By Korinn Braden & Joel McPherson

On the shores of the Banana River is a site occupied by the Ais Indians between 1500 CE-1700 CE. The village was documented and mapped in 1605 by Spanish explorer Álvaro Mexiá. Between 2015-2019 a Brevard non-profit, Ais Village Trail organization, held a community-participation excavation, led by archaeologist Alan Brech and board members, Rick Piper and Brent Russell. With the support from their board of directors and the work of local community volunteers, this multi-year dig helped document an important part of Brevard’s native past for posterity. 

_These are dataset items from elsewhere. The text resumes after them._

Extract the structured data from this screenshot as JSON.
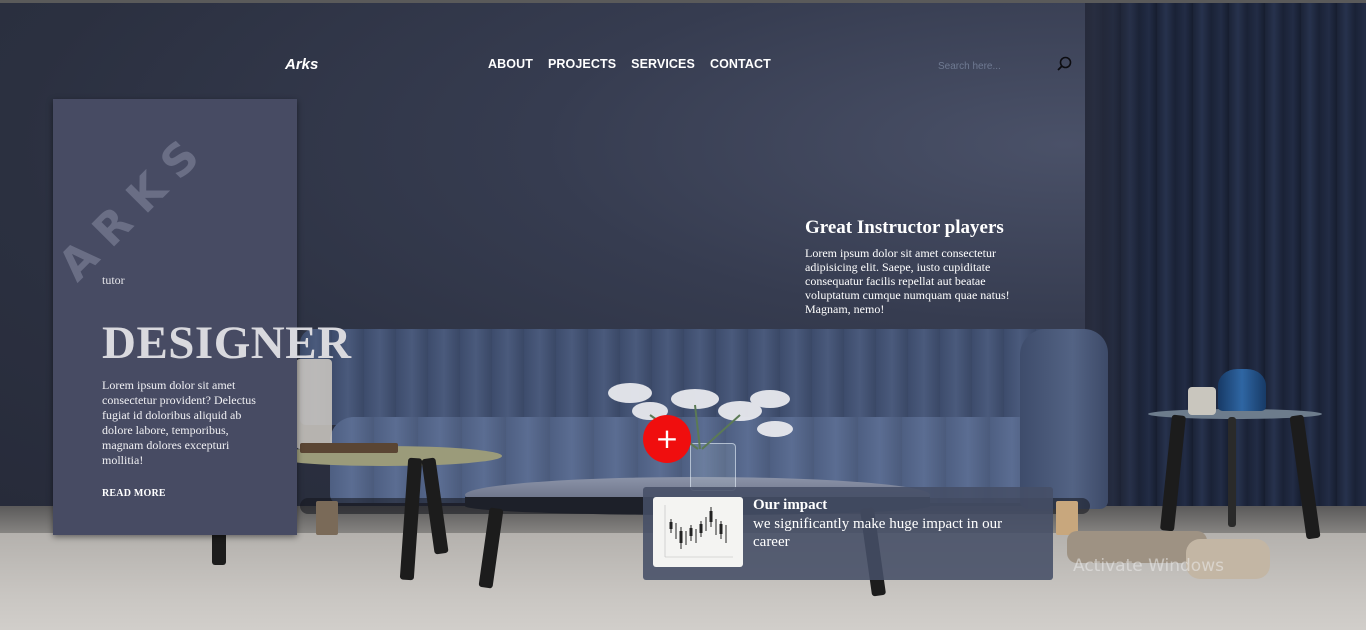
{
  "nav": {
    "brand": "Arks",
    "links": [
      "ABOUT",
      "PROJECTS",
      "SERVICES",
      "CONTACT"
    ],
    "search_placeholder": "Search here..."
  },
  "card": {
    "watermark": "ARKS",
    "kicker": "tutor",
    "title": "DESIGNER",
    "body": "Lorem ipsum dolor sit amet consectetur provident? Delectus fugiat id doloribus aliquid ab dolore labore, temporibus, magnam dolores excepturi mollitia!",
    "read_more": "READ MORE"
  },
  "info": {
    "title": "Great Instructor players",
    "body": "Lorem ipsum dolor sit amet consectetur adipisicing elit. Saepe, iusto cupiditate consequatur facilis repellat aut beatae voluptatum cumque numquam quae natus! Magnam, nemo!"
  },
  "plus_button": "+",
  "impact": {
    "title": "Our impact",
    "body": "we significantly make huge impact in our career"
  },
  "os_watermark": "Activate Windows",
  "colors": {
    "accent_red": "#f00e0e",
    "card_bg": "#474b63",
    "wall": "#2d3344"
  },
  "icons": {
    "search": "search-icon",
    "plus": "plus-icon"
  }
}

Intriguingly, the discoveries go beyond the utilitarian. Material culture also includes shell tools, charcoal, pottery sherds, and shells and bones associated with food ways. However ornamental artifacts, such as shell and bone beads and bone pins, hint at the Ais Indians' engagement in trade networks and social interactions with neighboring communities. The presence of these items underscores the interconnectedness of Indigenous groups in prehistoric Florida and challenges preconceived notions about their isolation.

A surprise was the total lack of drilled sharks’ teeth, leaving the group to wonder if they had been replaced by European goods, as three early Venetian glass beads were recovered. Shell tools appeared with less frequency than pre-Contact sites. European iron from shipwrecks and lead splatter were heavily used on this site. Although there is plenty of St. Johns pottery sherds recovered, there are no olive jar fragments – reports say the Ais did not have a high opinion of the pottery.

Two hundred years of Spanish rule (1513-1821), with a brief interim of 21 years of British rule (1763-1784), resulted in either assimilation or destruction for Florida’s native population. Many of the Christianized natives were moved to either Cuba or Puerto Rico when Spain left. The remaining Florida natives were either absorbed into other kingdoms, killed, died of disease, or captured and sold as slaves. After 1760, the Ais people disappear from the historical record.

The significance of the site extends beyond the artifacts themselves. Contextual clues, such as the arrangement of artifacts in specific layers of sediment, provide a chronological framework for understanding the evolution of Ais Indian culture over time. The meticulous documentation of these findings is invaluable for constructing a comprehensive narrative of the Ais Indians' history in Brevard County. The artifacts recovered not only contribute to academic research but also enhance the local community's appreciation for the deep roots of human history in their backyard.